The timeline is unprecedented. DeepSeek went from having no outside investors to a valuation exceeding $50 billion, and then to discussions for a $71 billion valuation — all within a span of about two months.
DeepSeek closed its maiden external funding round in June 2026, raising over 50 billion yuan (~$7.4 billion) at a post-money valuation exceeding $50 billion (reported between $52 billion and $59 billion) . The round made DeepSeek the most valuable AI startup in China.
| Investor | Amount (yuan) | Approx. USD |
|---|---|---|
| Liang Wenfeng (founder/CEO) | 20 billion | ~$2.8 billion |
| Tencent | 10 billion | ~$1.4 billion |
| CATL (battery giant) | 5 billion | ~$700 million |
| NetEase | ~3 billion | ~$420 million |
| JD.com | ~3 billion | ~$420 million |
| IDG Capital | ~3 billion | ~$420 million |
| China National AI Industry Investment Fund | ~1 billion | ~$140 million |
Founder Liang Wenfeng's personal contribution of 20 billion yuan made him the largest single participant in the round, ensuring he preserved his majority control over the company .

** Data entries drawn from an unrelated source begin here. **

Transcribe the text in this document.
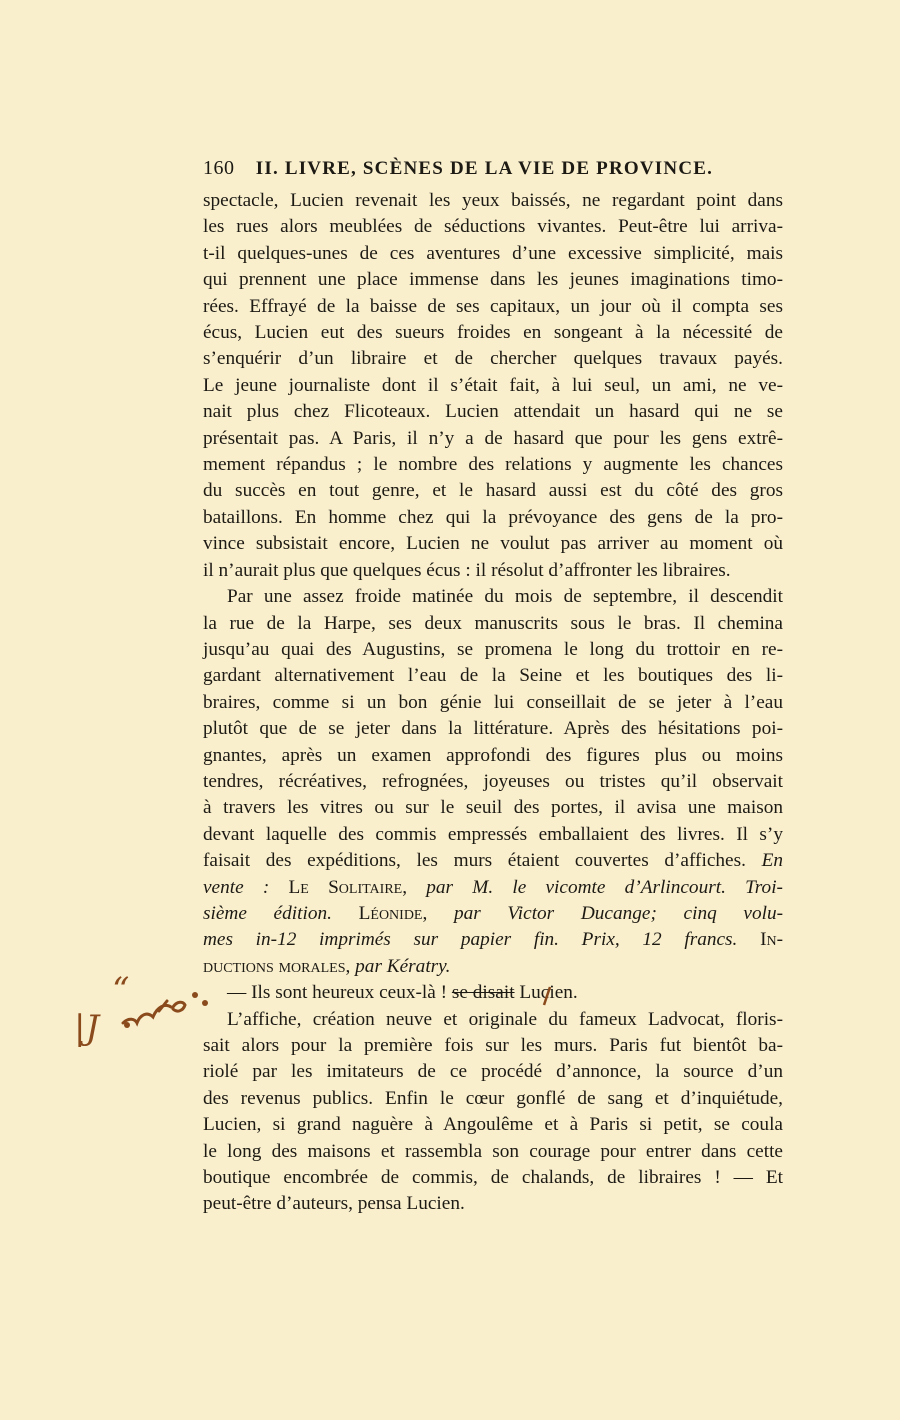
160 II. LIVRE, SCÈNES DE LA VIE DE PROVINCE.
spectacle, Lucien revenait les yeux baissés, ne regardant point dans
les rues alors meublées de séductions vivantes. Peut-être lui arriva-
t-il quelques-unes de ces aventures d’une excessive simplicité, mais
qui prennent une place immense dans les jeunes imaginations timo-
rées. Effrayé de la baisse de ses capitaux, un jour où il compta ses
écus, Lucien eut des sueurs froides en songeant à la nécessité de
s’enquérir d’un libraire et de chercher quelques travaux payés.
Le jeune journaliste dont il s’était fait, à lui seul, un ami, ne ve-
nait plus chez Flicoteaux. Lucien attendait un hasard qui ne se
présentait pas. A Paris, il n’y a de hasard que pour les gens extrê-
mement répandus ; le nombre des relations y augmente les chances
du succès en tout genre, et le hasard aussi est du côté des gros
bataillons. En homme chez qui la prévoyance des gens de la pro-
vince subsistait encore, Lucien ne voulut pas arriver au moment où
il n’aurait plus que quelques écus : il résolut d’affronter les libraires.
Par une assez froide matinée du mois de septembre, il descendit
la rue de la Harpe, ses deux manuscrits sous le bras. Il chemina
jusqu’au quai des Augustins, se promena le long du trottoir en re-
gardant alternativement l’eau de la Seine et les boutiques des li-
braires, comme si un bon génie lui conseillait de se jeter à l’eau
plutôt que de se jeter dans la littérature. Après des hésitations poi-
gnantes, après un examen approfondi des figures plus ou moins
tendres, récréatives, refrognées, joyeuses ou tristes qu’il observait
à travers les vitres ou sur le seuil des portes, il avisa une maison
devant laquelle des commis empressés emballaient des livres. Il s’y
faisait des expéditions, les murs étaient couvertes d’affiches. En
vente : Le Solitaire, par M. le vicomte d’Arlincourt. Troi-
sième édition. Léonide, par Victor Ducange; cinq volu-
mes in-12 imprimés sur papier fin. Prix, 12 francs. In-
ductions morales, par Kératry.
— Ils sont heureux ceux-là ! se disait Lucien.
L’affiche, création neuve et originale du fameux Ladvocat, floris-
sait alors pour la première fois sur les murs. Paris fut bientôt ba-
riolé par les imitateurs de ce procédé d’annonce, la source d’un
des revenus publics. Enfin le cœur gonflé de sang et d’inquiétude,
Lucien, si grand naguère à Angoulême et à Paris si petit, se coula
le long des maisons et rassembla son courage pour entrer dans cette
boutique encombrée de commis, de chalands, de libraires ! — Et
peut-être d’auteurs, pensa Lucien.
“
|J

The June round was structured with highly founder-friendly terms that are rare even in the world of startup financing :
This structure allowed Liang to raise an enormous amount of capital without diluting his control, a move that reflects both his bargaining power and the strategic importance Beijing places on DeepSeek.
DeepSeek's fundraising comes amid an escalating AI arms race between China and the United States. The company's R1 reasoning model, released in January 2025, matched U.S. frontier-model performance at a fraction of the training cost, shocking global markets and triggering a significant sell-off in AI chip stocks like Nvidia .
Note: The original query referenced $852 billion for OpenAI and $965 billion for Anthropic, but those figures could not be independently verified from available sources and appear inconsistent with widely reported recent valuations. OpenAI was most recently reported at roughly $260 billion in early 2026 fundraising talks with SoftBank , while Anthropic has been reported in the $60–$65 billion range.
The company is using its new capital to aggressively scale operations:
These moves signal DeepSeek's long-term ambition to build an independent AI infrastructure stack within China, reducing vulnerability to U.S. sanctions.
DeepSeek's rapid fundraising trajectory reflects a broader shift in the global AI landscape. The company, which initially rejected outside funding, has become a magnet for capital from both private tech giants and state-backed investment funds. Its ability to command a $71 billion valuation just weeks after closing a $7.4 billion round at a lower valuation suggests that investor demand for DeepSeek remains extraordinarily high.
The deal also underscores China's strategic commitment to building domestic AI champions. The inclusion of state-backed funds with preferential terms, the adoption of domestic chips, and the rapid scaling of workforce all point to a company that is being positioned as a national champion in the AI race.
For U.S. rivals like OpenAI and Anthropic, DeepSeek's rapid ascent represents a competitive challenge that cannot be ignored. The Chinese AI lab's ability to match frontier-model performance at a fraction of the cost has already reset expectations for what is possible in AI development — and with a $71 billion valuation, DeepSeek now has the financial firepower to match its technical ambition.